From the facts certified it appears that the principal property of the estate coming to the custody of the trustee is $1,250, received by him upon the compromise and settlement of a suit brought by him against the First National Bank of Iowa Falls to set aside certain mortgages made by the bankrupt to that bank more, than four months before the filing of the petition in bankruptcy. The property covered by these mortgages never came to the custody of the trustee nor of the bankruptcy court, but was delivered by the bankrupt to the bank before the petition in bankruptcy was filed, and has remained in the custody of the bank until sold by the sheriff of Hardin county under executions upon decree of foreclosure of the mortgages against the bankrupt in the state court, which foreclosure proceedings were commenced before, but the decrees therein were not rendered until after, the commencement of the bankruptcy proceedings. The trustee, after his appointment as such, did not appear in the proceedings in the state court, but some of the creditors who were parties thereto filed answers contesting the validity of the bank’s mortgages and the trial of such issues was stayed by the state court until after the determination of the suit brought by the trustee against the bank as above mentioned. The sale by the sheriff was on October 22, 1904, and the property was bid in by the bank for the sum of $12,500. On that day the trustee commenced the suit against the bank to set aside the decree of foreclosure and the mortgages made by the bankrupt to the bank, and it was upon the compromise and settlement of this suit that the trustee received the $1,250. This compromise was approved by the creditors of the bankrupt estate, and by the terms thereof the trustee was to relinquish, and subsequently did relinquish, to the bank all redemption or other rights of the bankrupt estate in or to the property covered by the mortgages. The bank did not file or prove its claim in the bankruptcy court, and in no manner participated in the proceedings in that court, and did not .use the same or the officers thereof as a means of realizing upon its mortgage securities, but resisted the right of the trustee of the bankrupt estate to the proceeds of the mortgaged property, so that all that was realized by the trustee from the mortgaged property was the $1,250, so received by him upon the compromise of the suit brought against the bank.

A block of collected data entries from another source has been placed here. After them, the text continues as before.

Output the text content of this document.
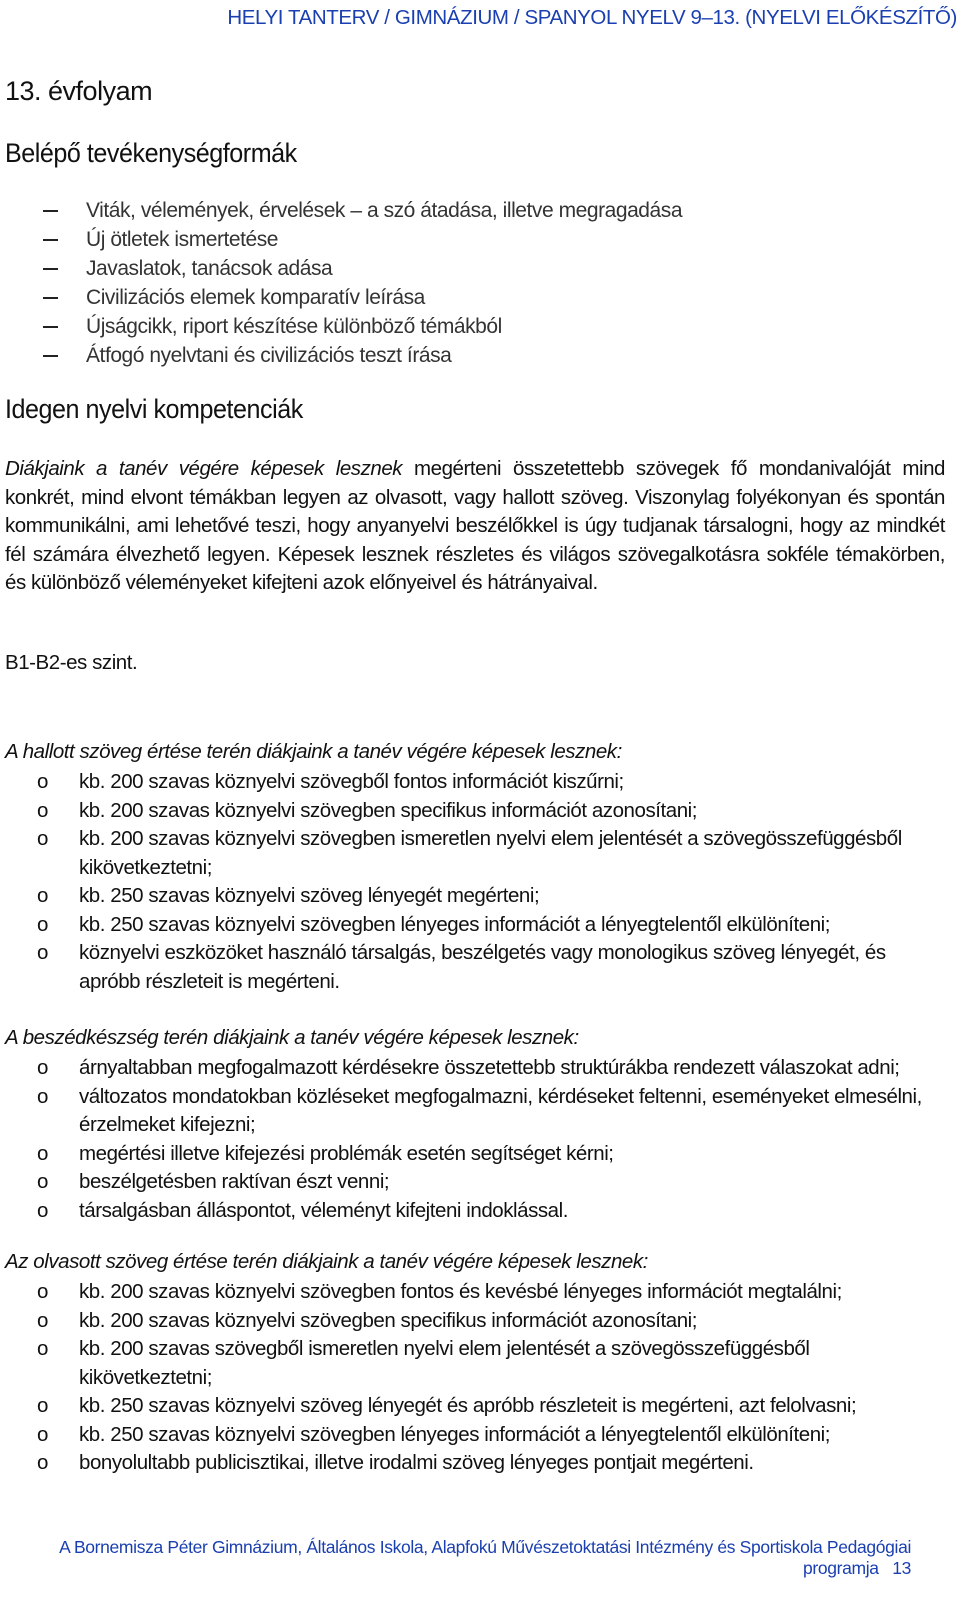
HELYI TANTERV / GIMNÁZIUM / SPANYOL NYELV 9–13. (NYELVI ELŐKÉSZÍTŐ)
13. évfolyam
Belépő tevékenységformák
Viták, vélemények, érvelések – a szó átadása, illetve megragadása
Új ötletek ismertetése
Javaslatok, tanácsok adása
Civilizációs elemek komparatív leírása
Újságcikk, riport készítése különböző témákból
Átfogó nyelvtani és civilizációs teszt írása
Idegen nyelvi kompetenciák

Diákjaink a tanév végére képesek lesznek megérteni összetettebb szövegek fő mondanivalóját mind konkrét, mind elvont témákban legyen az olvasott, vagy hallott szöveg. Viszonylag folyékonyan és spontán kommunikálni, ami lehetővé teszi, hogy anyanyelvi beszélőkkel is úgy tudjanak társalogni, hogy az mindkét fél számára élvezhető legyen. Képesek lesznek részletes és világos szövegalkotásra sokféle témakörben, és különböző véleményeket kifejteni azok előnyeivel és hátrányaival.

B1-B2-es szint.

A hallott szöveg értése terén diákjaink a tanév végére képesek lesznek:

o kb. 200 szavas köznyelvi szövegből fontos információt kiszűrni;
o kb. 200 szavas köznyelvi szövegben specifikus információt azonosítani;
o kb. 200 szavas köznyelvi szövegben ismeretlen nyelvi elem jelentését a szövegösszefüggésből kikövetkeztetni;
o kb. 250 szavas köznyelvi szöveg lényegét megérteni;
o kb. 250 szavas köznyelvi szövegben lényeges információt a lényegtelentől elkülöníteni;
o köznyelvi eszközöket használó társalgás, beszélgetés vagy monologikus szöveg lényegét, és apróbb részleteit is megérteni.

A beszédkészség terén diákjaink a tanév végére képesek lesznek:

o árnyaltabban megfogalmazott kérdésekre összetettebb struktúrákba rendezett válaszokat adni;
o változatos mondatokban közléseket megfogalmazni, kérdéseket feltenni, eseményeket elmesélni, érzelmeket kifejezni;
o megértési illetve kifejezési problémák esetén segítséget kérni;
o beszélgetésben raktívan észt venni;
o társalgásban álláspontot, véleményt kifejteni indoklással.

Az olvasott szöveg értése terén diákjaink a tanév végére képesek lesznek:

o kb. 200 szavas köznyelvi szövegben fontos és kevésbé lényeges információt megtalálni;
o kb. 200 szavas köznyelvi szövegben specifikus információt azonosítani;
o kb. 200 szavas szövegből ismeretlen nyelvi elem jelentését a szövegösszefüggésből kikövetkeztetni;
o kb. 250 szavas köznyelvi szöveg lényegét és apróbb részleteit is megérteni, azt felolvasni;
o kb. 250 szavas köznyelvi szövegben lényeges információt a lényegtelentől elkülöníteni;
o bonyolultabb publicisztikai, illetve irodalmi szöveg lényeges pontjait megérteni.
A Bornemisza Péter Gimnázium, Általános Iskola, Alapfokú Művészetoktatási Intézmény és Sportiskola Pedagógiai programja 13
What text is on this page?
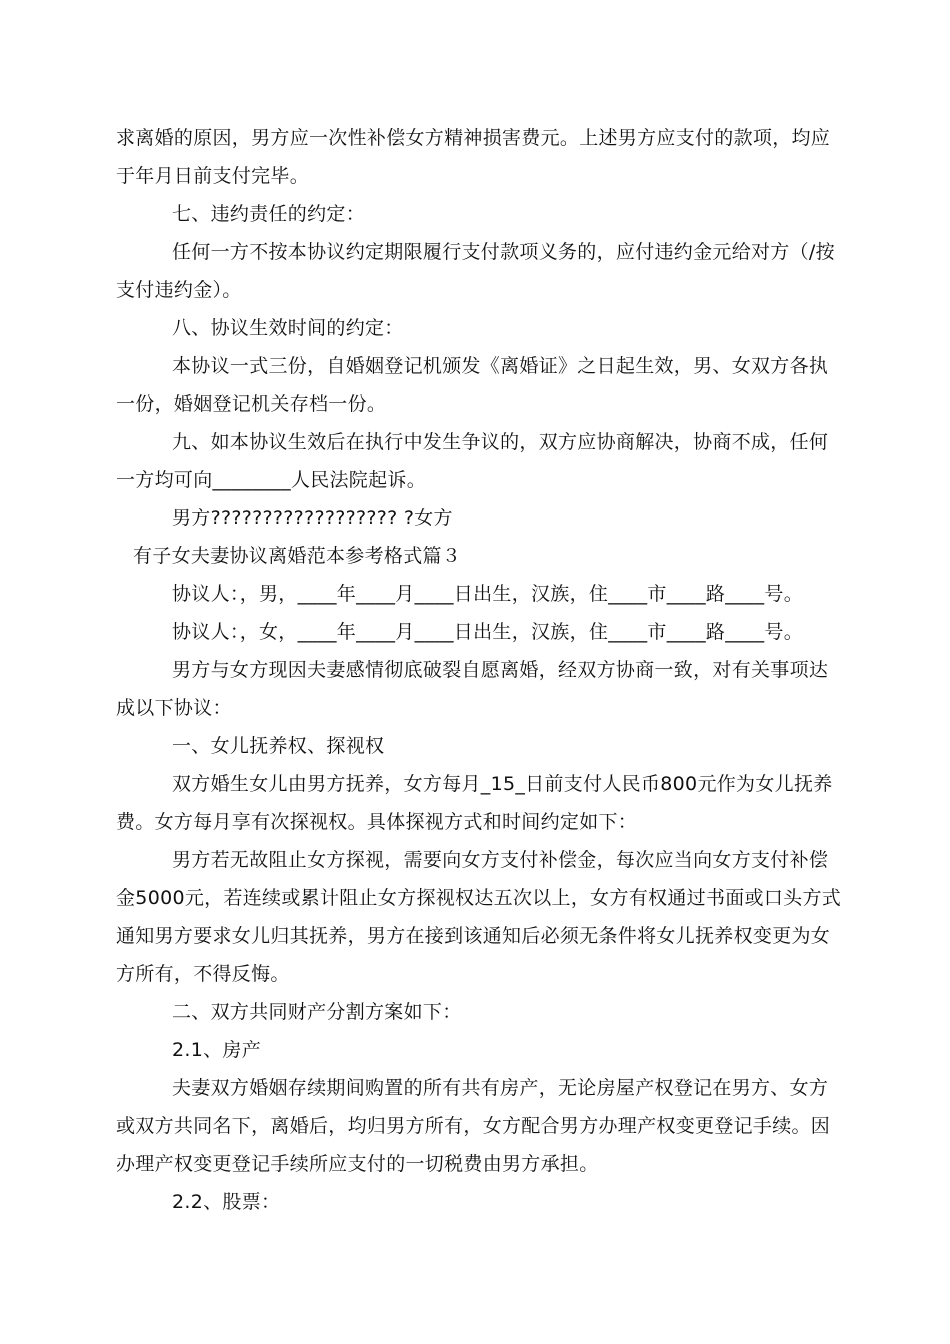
求离婚的原因，男方应一次性补偿女方精神损害费元。上述男方应支付的款项，均应
于年月日前支付完毕。
七、违约责任的约定：
任何一方不按本协议约定期限履行支付款项义务的，应付违约金元给对方（/按
支付违约金）。
八、协议生效时间的约定：
本协议一式三份，自婚姻登记机颁发《离婚证》之日起生效，男、女双方各执
一份，婚姻登记机关存档一份。
九、如本协议生效后在执行中发生争议的，双方应协商解决，协商不成，任何
一方均可向________人民法院起诉。
男方?????????????????? ?女方
有子女夫妻协议离婚范本参考格式篇３
协议人：，男，____年____月____日出生，汉族，住____市____路____号。
协议人：，女，____年____月____日出生，汉族，住____市____路____号。
男方与女方现因夫妻感情彻底破裂自愿离婚，经双方协商一致，对有关事项达
成以下协议：
一、女儿抚养权、探视权
双方婚生女儿由男方抚养，女方每月_15_日前支付人民币800元作为女儿抚养
费。女方每月享有次探视权。具体探视方式和时间约定如下：
男方若无故阻止女方探视，需要向女方支付补偿金，每次应当向女方支付补偿
金5000元，若连续或累计阻止女方探视权达五次以上，女方有权通过书面或口头方式
通知男方要求女儿归其抚养，男方在接到该通知后必须无条件将女儿抚养权变更为女
方所有，不得反悔。
二、双方共同财产分割方案如下：
2.1、房产
夫妻双方婚姻存续期间购置的所有共有房产，无论房屋产权登记在男方、女方
或双方共同名下，离婚后，均归男方所有，女方配合男方办理产权变更登记手续。因
办理产权变更登记手续所应支付的一切税费由男方承担。
2.2、股票：
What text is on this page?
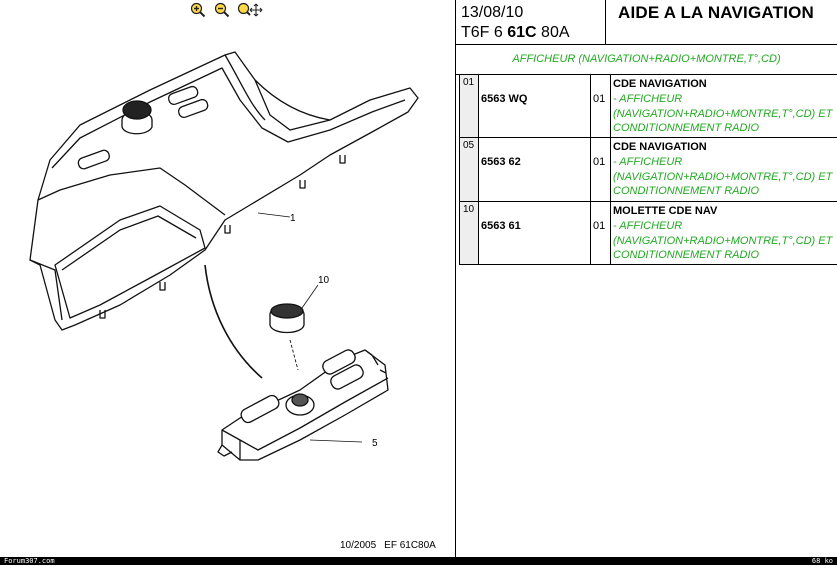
1
10
5
10/2005 EF 61C80A
13/08/10
T6F 6 61C 80A
AIDE A LA NAVIGATION
AFFICHEUR (NAVIGATION+RADIO+MONTRE,T°,CD)
01
6563 WQ	01
CDE NAVIGATION
- AFFICHEUR
(NAVIGATION+RADIO+MONTRE,T°,CD) ET
CONDITIONNEMENT RADIO
05
6563 62	01
CDE NAVIGATION
- AFFICHEUR
(NAVIGATION+RADIO+MONTRE,T°,CD) ET
CONDITIONNEMENT RADIO
10
6563 61	01
MOLETTE CDE NAV
- AFFICHEUR
(NAVIGATION+RADIO+MONTRE,T°,CD) ET
CONDITIONNEMENT RADIO
Forum307.com	68 ko
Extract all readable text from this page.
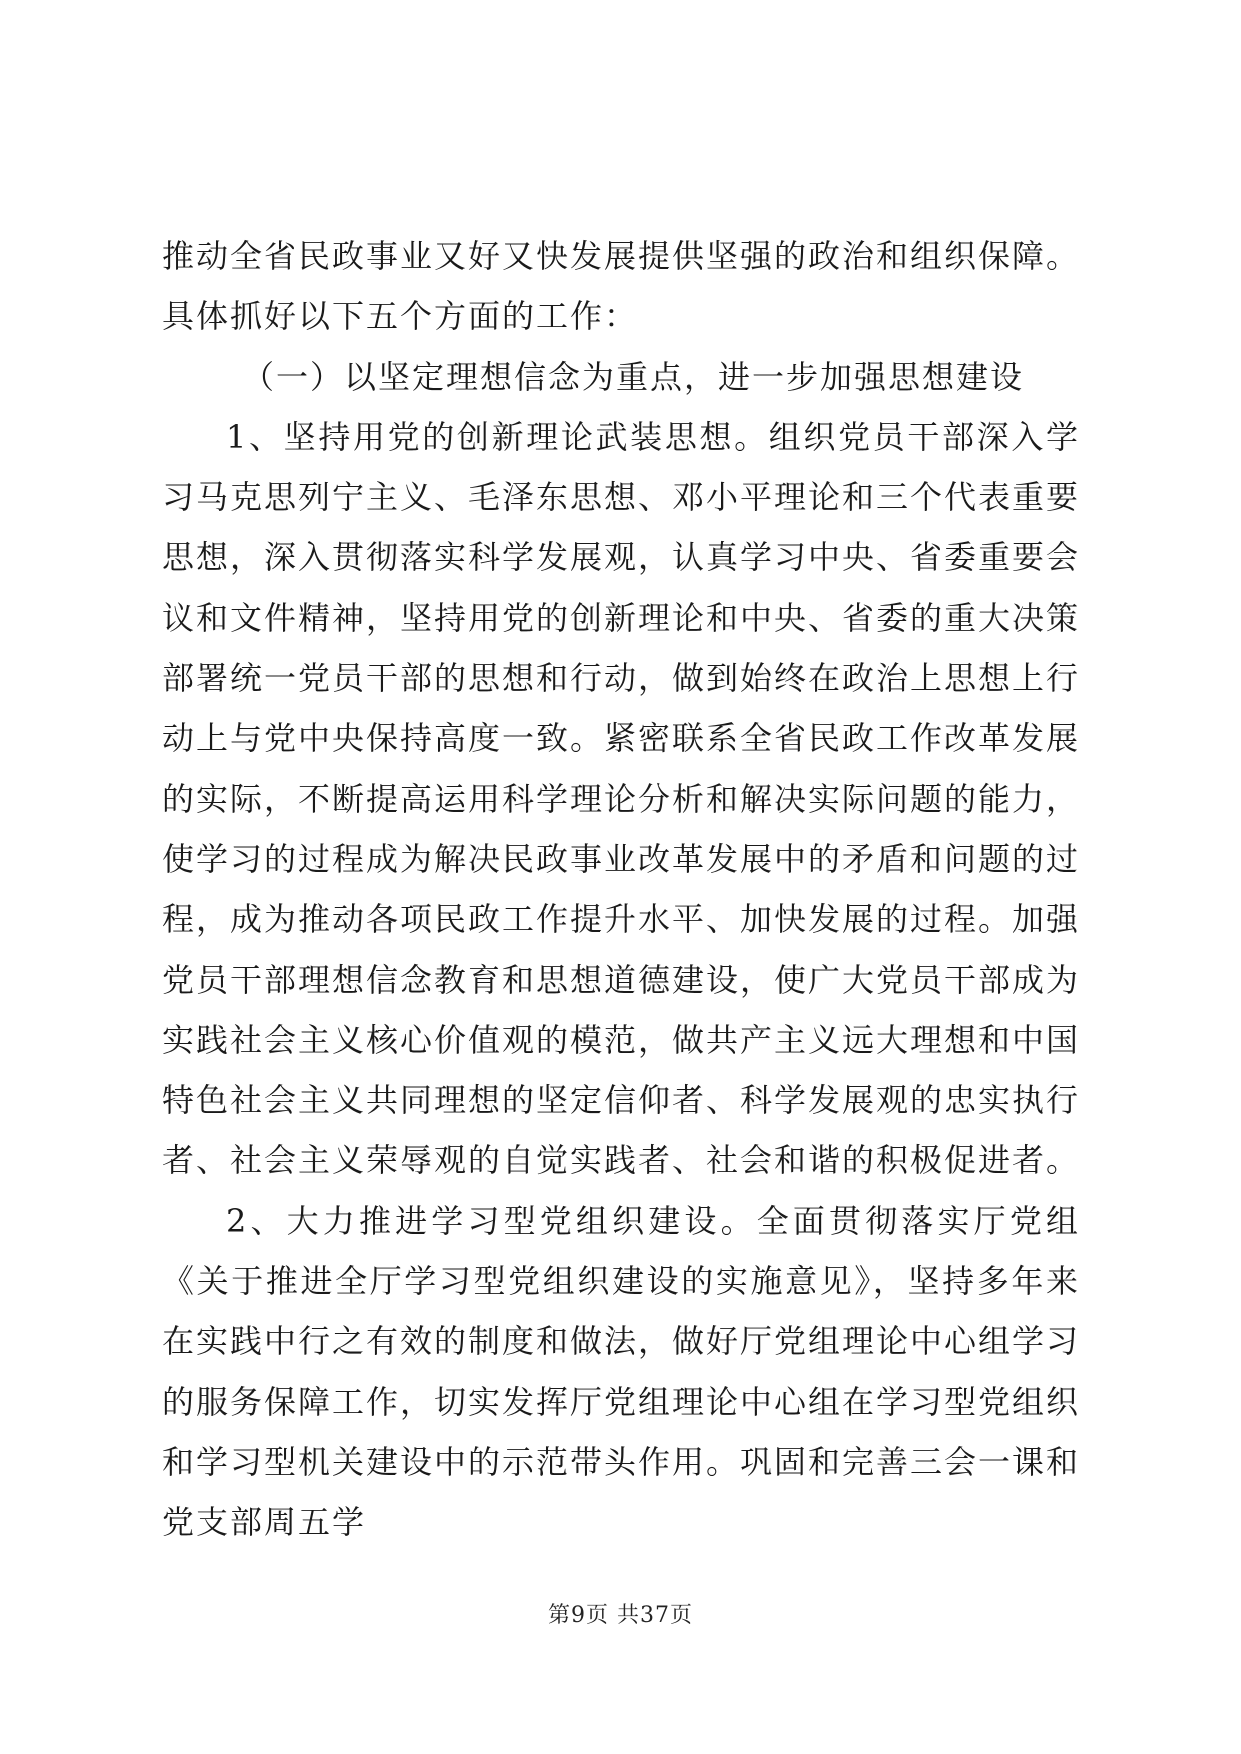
推动全省民政事业又好又快发展提供坚强的政治和组织保障。具体抓好以下五个方面的工作：

（一）以坚定理想信念为重点，进一步加强思想建设

1、坚持用党的创新理论武装思想。组织党员干部深入学习马克思列宁主义、毛泽东思想、邓小平理论和三个代表重要思想，深入贯彻落实科学发展观，认真学习中央、省委重要会议和文件精神，坚持用党的创新理论和中央、省委的重大决策部署统一党员干部的思想和行动，做到始终在政治上思想上行动上与党中央保持高度一致。紧密联系全省民政工作改革发展的实际，不断提高运用科学理论分析和解决实际问题的能力，使学习的过程成为解决民政事业改革发展中的矛盾和问题的过程，成为推动各项民政工作提升水平、加快发展的过程。加强党员干部理想信念教育和思想道德建设，使广大党员干部成为实践社会主义核心价值观的模范，做共产主义远大理想和中国特色社会主义共同理想的坚定信仰者、科学发展观的忠实执行者、社会主义荣辱观的自觉实践者、社会和谐的积极促进者。

2、大力推进学习型党组织建设。全面贯彻落实厅党组《关于推进全厅学习型党组织建设的实施意见》，坚持多年来在实践中行之有效的制度和做法，做好厅党组理论中心组学习的服务保障工作，切实发挥厅党组理论中心组在学习型党组织和学习型机关建设中的示范带头作用。巩固和完善三会一课和党支部周五学

第9页 共37页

Under such circumstances it cannot be said that the mortgaged property or its proceeds, other than the $1,250 (if that can be said to be from such proceeds), will be administered by the court of bankruptcy or disbursed by the trustee to the creditors of the bankrupt estate. The execution by the trustee of the necessary releases to effect the settlement and compromise of the suit is not a disbursement by him of the proceeds of the mortgaged property realized by the sheriff from the sale under the executions from the state court. The inference is that the value of the bankrupt’s interest in the mortgaged property was the $1,250 realized upon the compromise and settlement of the trustee’s suit. If the bank had come into the bankruptcy court with its claim and securities, and participated in the proceedings in that court and used the same or its officers as a means of realizing upon such securities, a different question, would be presented.

The proceeds of the mortgaged property arising from the sale thereof by the sheriff should be excluded from the amount upon which the referee may compute his commissions, and the amount actually disbursed by the trustee to creditors will form the basis of such computation. Section 40, Bankr. Act, as amended. (Act Feb. 5, 1903, c. 487, § 0, 32 Stat. 799 [U. S. Comp. St. Supp. 1903, p. 414]).